Reaching into one of my pants pockets, I retrieved a syringe, holding it up to the faint sliver of light streaming in through the hole I’d created above me. The vial was full.

I took measured steps toward the assassin, allowing myself to be guided to her waning life force. Each step brought an emotional strike to my chest, one I felt I should know the cause of, but couldn’t for the life of me remember.

She’s a threat to everything. Must die.

“Shut the fuck up,” I murmured to the quiet darkness as I knelt beside her.

She was beautiful. In a hardened and lethal kind of way, but she had a vulnerability to her that I could tell she worked to hide. A little warrior. Too bad she had to die eventually.

Taking the syringe in my right hand, I brushed aside the stray hair that had fallen loose around her neck. The moment my skin made contact with hers, I was bombarded with…peace. The inner turmoil that raged within me at all hours melted away. The voice silenced. A flashback hit me of a little girl in her school uniform with iced-blonde strands, lying in the fetal position on the playground as all the other kids fled from her.

I gasped, snatching my hand away from her like it was a searing burn. It was a memory I didn’t remember.

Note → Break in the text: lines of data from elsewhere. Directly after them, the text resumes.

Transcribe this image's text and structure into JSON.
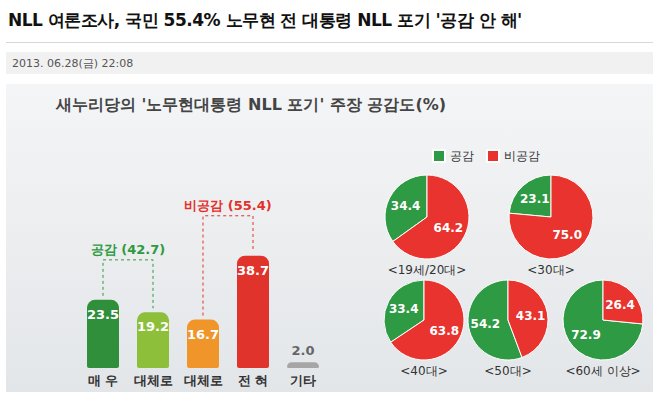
{
  "header": {
    "title": "NLL 여론조사, 국민 55.4% 노무현 전 대통령 NLL 포기 '공감 안 해'",
    "date": "2013. 06.28(금) 22:08"
  },
  "chart_data": [
    {
      "type": "bar",
      "title": "새누리당의 '노무현대통령 NLL 포기' 주장 공감도(%)",
      "categories": [
        "매 우",
        "대체로",
        "대체로",
        "전 혀",
        "기타"
      ],
      "values": [
        23.5,
        19.2,
        16.7,
        38.7,
        2.0
      ],
      "value_labels": [
        "23.5",
        "19.2",
        "16.7",
        "38.7",
        "2.0"
      ],
      "colors": [
        "#2f8f3a",
        "#8dbf3b",
        "#f0952a",
        "#e0332c",
        "#a6a6a6"
      ],
      "ylim": [
        0,
        40
      ],
      "grid": false,
      "data_labels": true,
      "tick_labels": "x",
      "annotations": [
        {
          "text": "공감 (42.7)",
          "color": "#2e9a3e"
        },
        {
          "text": "비공감 (55.4)",
          "color": "#e3302b"
        }
      ]
    },
    {
      "type": "pie",
      "title": "<19세/20대>",
      "categories": [
        "공감",
        "비공감"
      ],
      "values": [
        34.4,
        64.2
      ],
      "value_labels": [
        "34.4",
        "64.2"
      ],
      "colors": [
        "#2f9a44",
        "#e8332f"
      ],
      "data_labels": true,
      "legend": "top-right"
    },
    {
      "type": "pie",
      "title": "<30대>",
      "categories": [
        "공감",
        "비공감"
      ],
      "values": [
        23.1,
        75.0
      ],
      "value_labels": [
        "23.1",
        "75.0"
      ],
      "colors": [
        "#2f9a44",
        "#e8332f"
      ],
      "data_labels": true,
      "legend": "top-right"
    },
    {
      "type": "pie",
      "title": "<40대>",
      "categories": [
        "공감",
        "비공감"
      ],
      "values": [
        33.4,
        63.8
      ],
      "value_labels": [
        "33.4",
        "63.8"
      ],
      "colors": [
        "#2f9a44",
        "#e8332f"
      ],
      "data_labels": true,
      "legend": "top-right"
    },
    {
      "type": "pie",
      "title": "<50대>",
      "categories": [
        "공감",
        "비공감"
      ],
      "values": [
        54.2,
        43.1
      ],
      "value_labels": [
        "54.2",
        "43.1"
      ],
      "colors": [
        "#2f9a44",
        "#e8332f"
      ],
      "data_labels": true,
      "legend": "top-right"
    },
    {
      "type": "pie",
      "title": "<60세 이상>",
      "categories": [
        "공감",
        "비공감"
      ],
      "values": [
        72.9,
        26.4
      ],
      "value_labels": [
        "72.9",
        "26.4"
      ],
      "colors": [
        "#2f9a44",
        "#e8332f"
      ],
      "data_labels": true,
      "legend": "top-right"
    }
  ]
}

What the fuck was that? The normalcy of my fractured mind and soul returned at the loss of contact.

She’s a threat. Kill her! Kill her, now!

No. She was a threat to him, somehow, which piqued my interest in her more. I didn’t trust myself to do something I wouldn’t regret if I sat there and pondered what had just happened. Before I could overthink things, I took the syringe, jammed it into the frenetic vein that clung to life on her neck, and emptied its contents into her bloodstream.

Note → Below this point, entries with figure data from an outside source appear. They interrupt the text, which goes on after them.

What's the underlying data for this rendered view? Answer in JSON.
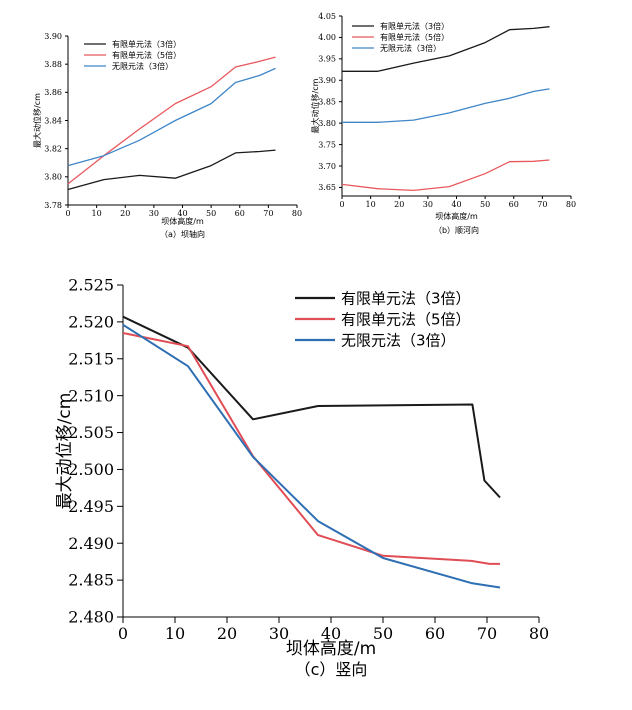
{
  "charts": [
    {
      "type": "line",
      "caption": "（a）坝轴向",
      "xlabel": "坝体高度/m",
      "ylabel": "最大动位移/cm",
      "xlim": [
        0,
        80
      ],
      "ylim": [
        3.78,
        3.9
      ],
      "xticks": [
        0,
        10,
        20,
        30,
        40,
        50,
        60,
        70,
        80
      ],
      "yticks": [
        3.78,
        3.8,
        3.82,
        3.84,
        3.86,
        3.88,
        3.9
      ],
      "ytick_decimals": 2,
      "legend_position": "top-left",
      "series": [
        {
          "name": "有限单元法（3倍）",
          "color": "#1a1a1a",
          "x": [
            0,
            12.5,
            25,
            37.5,
            50,
            58.5,
            67,
            72.5
          ],
          "y": [
            3.791,
            3.798,
            3.801,
            3.799,
            3.808,
            3.817,
            3.818,
            3.819
          ]
        },
        {
          "name": "有限单元法（5倍）",
          "color": "#e8595e",
          "x": [
            0,
            12.5,
            25,
            37.5,
            50,
            58.5,
            67,
            72.5
          ],
          "y": [
            3.795,
            3.815,
            3.834,
            3.852,
            3.864,
            3.878,
            3.882,
            3.885
          ]
        },
        {
          "name": "无限元法（3倍）",
          "color": "#3f86c8",
          "x": [
            0,
            12.5,
            25,
            37.5,
            50,
            58.5,
            67,
            72.5
          ],
          "y": [
            3.808,
            3.815,
            3.826,
            3.84,
            3.852,
            3.867,
            3.872,
            3.877
          ]
        }
      ]
    },
    {
      "type": "line",
      "caption": "（b）顺河向",
      "xlabel": "坝体高度/m",
      "ylabel": "最大动位移/cm",
      "xlim": [
        0,
        80
      ],
      "ylim": [
        3.63,
        4.05
      ],
      "xticks": [
        0,
        10,
        20,
        30,
        40,
        50,
        60,
        70,
        80
      ],
      "yticks": [
        3.65,
        3.7,
        3.75,
        3.8,
        3.85,
        3.9,
        3.95,
        4.0,
        4.05
      ],
      "ytick_decimals": 2,
      "legend_position": "top-left",
      "series": [
        {
          "name": "有限单元法（3倍）",
          "color": "#1a1a1a",
          "x": [
            0,
            12.5,
            25,
            37.5,
            50,
            58.5,
            67,
            72.5
          ],
          "y": [
            3.921,
            3.921,
            3.94,
            3.957,
            3.988,
            4.018,
            4.021,
            4.025
          ]
        },
        {
          "name": "有限单元法（5倍）",
          "color": "#e8595e",
          "x": [
            0,
            12.5,
            25,
            37.5,
            50,
            58.5,
            67,
            72.5
          ],
          "y": [
            3.657,
            3.647,
            3.643,
            3.652,
            3.682,
            3.71,
            3.711,
            3.714
          ]
        },
        {
          "name": "无限元法（3倍）",
          "color": "#3f86c8",
          "x": [
            0,
            12.5,
            25,
            37.5,
            50,
            58.5,
            67,
            72.5
          ],
          "y": [
            3.802,
            3.802,
            3.807,
            3.824,
            3.846,
            3.858,
            3.874,
            3.88
          ]
        }
      ]
    },
    {
      "type": "line",
      "caption": "（c）竖向",
      "xlabel": "坝体高度/m",
      "ylabel": "最大动位移/cm",
      "xlim": [
        0,
        80
      ],
      "ylim": [
        2.48,
        2.525
      ],
      "xticks": [
        0,
        10,
        20,
        30,
        40,
        50,
        60,
        70,
        80
      ],
      "yticks": [
        2.48,
        2.485,
        2.49,
        2.495,
        2.5,
        2.505,
        2.51,
        2.515,
        2.52,
        2.525
      ],
      "ytick_decimals": 3,
      "legend_position": "top-right",
      "series": [
        {
          "name": "有限单元法（3倍）",
          "color": "#1a1a1a",
          "x": [
            0,
            12.5,
            25,
            37.5,
            67.2,
            69.5,
            72.5
          ],
          "y": [
            2.5207,
            2.5165,
            2.5068,
            2.5086,
            2.5088,
            2.4985,
            2.4962
          ]
        },
        {
          "name": "有限单元法（5倍）",
          "color": "#e04d55",
          "x": [
            0,
            12.5,
            25,
            37.5,
            50,
            67,
            70.5,
            72.5
          ],
          "y": [
            2.5185,
            2.5167,
            2.5018,
            2.4911,
            2.4883,
            2.4876,
            2.4872,
            2.4872
          ]
        },
        {
          "name": "无限元法（3倍）",
          "color": "#2e6fb3",
          "x": [
            0,
            12.5,
            25,
            37.5,
            50,
            67,
            72.5
          ],
          "y": [
            2.5196,
            2.514,
            2.5017,
            2.493,
            2.488,
            2.4846,
            2.484
          ]
        }
      ]
    }
  ]
}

Rocking back on my heels, I shoved the emptied vial into a pocket before rising to my feet, already missing what momentary reprieve I’d experienced. Because now, the affliction was coming back at me tenfold, and I needed to get off the train before I killed my only chance of hope.

I forced myself away from the girl, angling toward the sliding door of the train car. The need to take, take, and take gouged deep cuts into my mind. Pushing it open just enough for me to fit through, I jumped to the gravel below. It was time to hunt for a Kinetic to take from this world while I waited for my next run-in with the princess.